Issue (i): Whether duty was payable on the moulds cleared under the job work arrangement governed by Notification No. 214/86.
Analysis: The notification placed the responsibility for undertaking and discharging the excise liability on the supplier of raw materials. The supplier had given the requisite undertaking, and the goods were cleared under the prescribed challans and procedure. In such a situation, the job worker could not be fastened with the duty burden merely because the principal manufacturer did not ultimately process the moulds in the expected manner.
Conclusion: The duty demand on the moulds was not sustainable and was set aside in favour of the assessee.
Issue (ii): Whether the moulds seized from the job worker's principal's premises were liable to confiscation.
Analysis: The moulds had been removed under statutory challans in compliance with the prescribed job work procedure. Goods cleared under such documents could not be treated as clandestinely removed goods. Once the very foundation of clandestine removal failed, confiscation could not be sustained.

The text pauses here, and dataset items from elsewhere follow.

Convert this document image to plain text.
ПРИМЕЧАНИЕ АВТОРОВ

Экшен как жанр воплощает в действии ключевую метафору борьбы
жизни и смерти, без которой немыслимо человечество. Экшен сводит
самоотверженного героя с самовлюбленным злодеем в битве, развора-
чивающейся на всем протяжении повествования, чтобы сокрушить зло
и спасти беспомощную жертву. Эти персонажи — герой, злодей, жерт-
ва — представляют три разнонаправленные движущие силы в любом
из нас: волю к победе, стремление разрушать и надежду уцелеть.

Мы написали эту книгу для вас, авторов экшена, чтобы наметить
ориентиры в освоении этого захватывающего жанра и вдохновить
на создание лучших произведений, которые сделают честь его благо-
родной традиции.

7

Conclusion: The confiscation of the moulds was set aside in favour of the assessee.
Issue (iii): Whether the unaccounted finished goods found in the factory were liable to confiscation and whether the redemption fine required reduction.
Analysis: The finished goods were fully manufactured but not entered in the statutory records, which attracted confiscation irrespective of mens rea. However, the redemption fine imposed was considered excessive on the facts and was reduced to a nominal amount.
Conclusion: The confiscation was upheld, but the redemption fine was reduced in favour of the assessee.
Issue (iv): Whether the penalties on the firm and its partner were sustainable.
Analysis: The penalty relating to the moulds could not survive once the duty demand on that count was set aside. For the remaining contraventions, the Tribunal held that the stringent penalty provision under Section 11AC was not attracted in the facts and instead reduced the firm's penalty under Rule 173Q(i). The separate penalty on the partner was also unsustainable in view of the governing legal position on partner liability.
Conclusion: The penalty on the firm was substantially reduced and the penalty on the partner was set aside, in favour of the assessee.
Final Conclusion: The duty demand on the moulds and the related confiscation and penalty were set aside, the confiscation of unaccounted finished goods was sustained, the redemption fine was reduced, and the penalties were otherwise modified to grant substantial relief to the assessee.
Ratio Decidendi: Where job work is undertaken under Notification No. 214/86 and the prescribed undertaking and challan procedure are followed, the duty liability attaches to the undertaking principal and not the job worker; unaccounted finished goods in the factory are nevertheless liable to confiscation even without proof of mens rea, though the redemption fine and penalties may be moderated on the facts.